Word of the Day: Luciferous

Word of the Day

Paul Schleifer

The emphasis is on the second syllable, not the first (/luːˈsɪfərəs/). It’s an adjective, as are all words that are derived from nouns by the addition of the –ous suffix. It’s root noun is pronounced with the stress on the first syllable (/ˈlu sə fər/). This change in the location of stress is common when words in English add certain derivational suffixes. Think of photograph, with stress on the first syllable; the stress moves to the second syllable in photographer and photography, and there is a dual stress in photographic.

Luciferous means 1. Bringing or providing light, and 2. Providing insight or enlightenment. Here’s a quote, found in the OED, from a work on natural history in 1686: “The clammy moisture of Oysters that shines in the dark of a violet colour, comes from luciferous wormes that have their holes in the shells.” But this literal meaning is rare today. The second meaning is a bit more common today: “I had a very luciferous chat with my friend last night and I gained a lot,” though I cannot say that I have heard the word very much in common usage.

The adjective obviously comes from the proper name Lucifer along with adjective-forming suffix –ous. Lucifer appears in Old English as a name for Satan. It comes from Latin Lucifer, meaning “morning star” or “bringer of the light” (light in Latin is lux, lucis [the genitive form] and to bear in Latin is ferre ). Lux comes from PIE  *leuk– “light, brightness,” and ferre comes from PIE *bher- “to carry; to bear children.”

On this day in 1990, just 28 years ago, the German Democratic Republic held its one and only free parliamentary election in its 41-year history and the first free election in that portion in Germany since the 1932 elections. Steven Pinker, in his recent book Enlightenment Now: The Case for Reason, Science, Humanism, and Progress, says, “A good rule of thumb is that any country that has the word ‘democratic’ in its official name, like the … the German Democratic Republic (a.k.a. East Germany) isn’t one. And the DDR wasn’t.

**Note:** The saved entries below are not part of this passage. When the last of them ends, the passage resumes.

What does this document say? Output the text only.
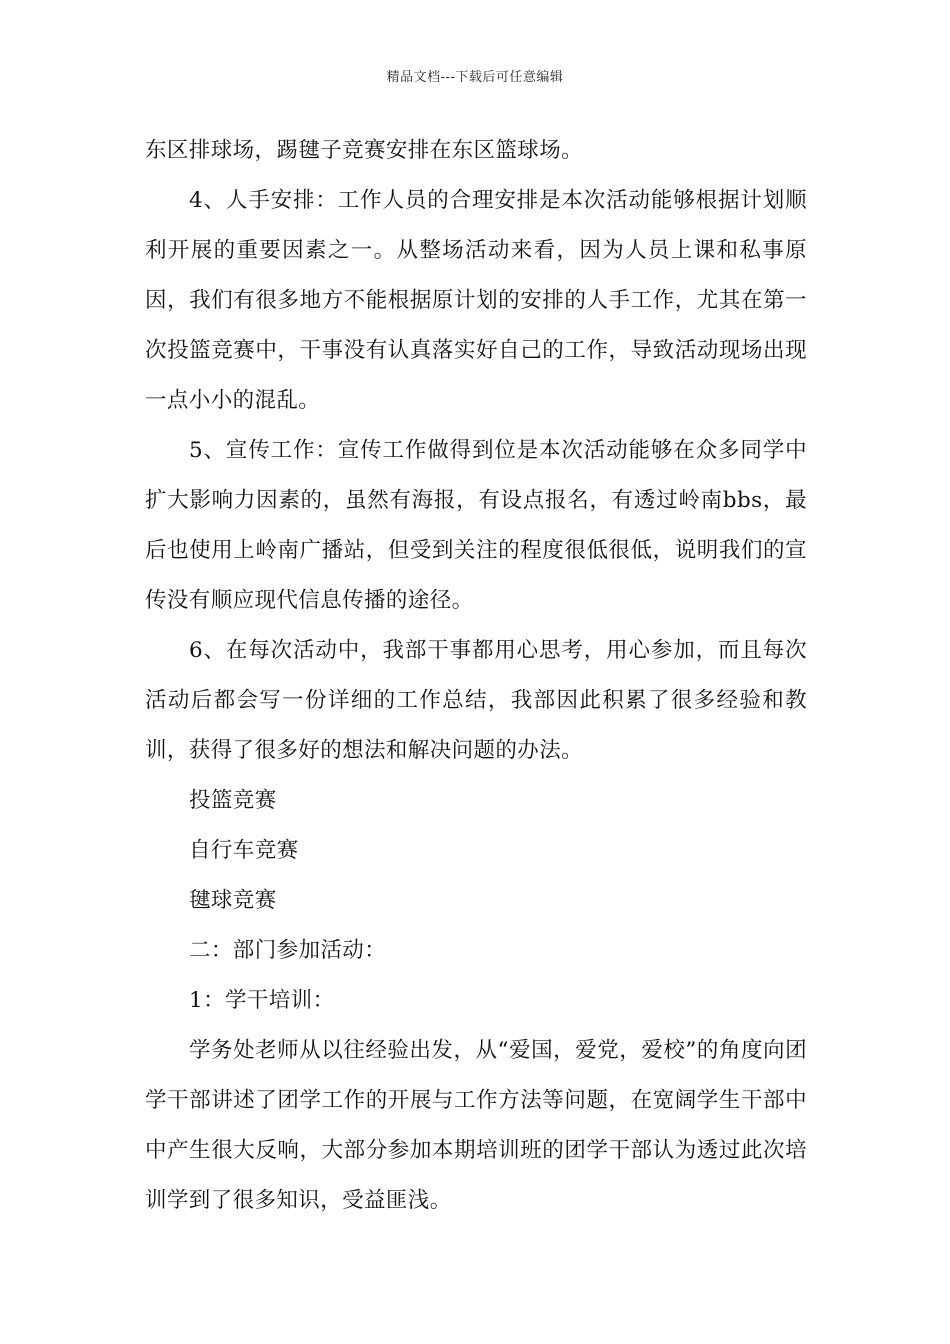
精品文档---下载后可任意编辑

东区排球场，踢毽子竞赛安排在东区篮球场。

4、人手安排：工作人员的合理安排是本次活动能够根据计划顺利开展的重要因素之一。从整场活动来看，因为人员上课和私事原因，我们有很多地方不能根据原计划的安排的人手工作，尤其在第一次投篮竞赛中，干事没有认真落实好自己的工作，导致活动现场出现一点小小的混乱。

5、宣传工作：宣传工作做得到位是本次活动能够在众多同学中扩大影响力因素的，虽然有海报，有设点报名，有透过岭南bbs，最后也使用上岭南广播站，但受到关注的程度很低很低，说明我们的宣传没有顺应现代信息传播的途径。

6、在每次活动中，我部干事都用心思考，用心参加，而且每次活动后都会写一份详细的工作总结，我部因此积累了很多经验和教训，获得了很多好的想法和解决问题的办法。

投篮竞赛

自行车竞赛

毽球竞赛

二：部门参加活动：

1：学干培训：

学务处老师从以往经验出发，从“爱国，爱党，爱校”的角度向团学干部讲述了团学工作的开展与工作方法等问题，在宽阔学生干部中中产生很大反响，大部分参加本期培训班的团学干部认为透过此次培训学到了很多知识，受益匪浅。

In 1989, when a DDR bureaucrat misspoke by saying that, as far as he knew, travel restrictions were lifted between East and West Germany, the East German side was dirty and ugly, fouled by the noxious fumes of Soviet automobiles and the coal burned by East German electricity plants. The architecture was Soviet realism (translation: stark, bare bones, boring, ugly).

In the 30 years since, the East German side has progressed to where it hardly looks different from the West German side at all. Thus we see the difference between real democracy and democracy in name only, the difference between a collectivist society and an individualistic society, the difference between a planned society and a free-market society.

Freedom brings light. Freedom is luciferous.

 

The image is of the Berlin Wall. “In November, 1989, East German students sit atop the Berlin Wall at the Brandenburg Gate in front of border guards. The destruction of the once-hated wall signaled the end of a divided Germany.” The photo is at the University of Minnesota Institute of Advanced Studies.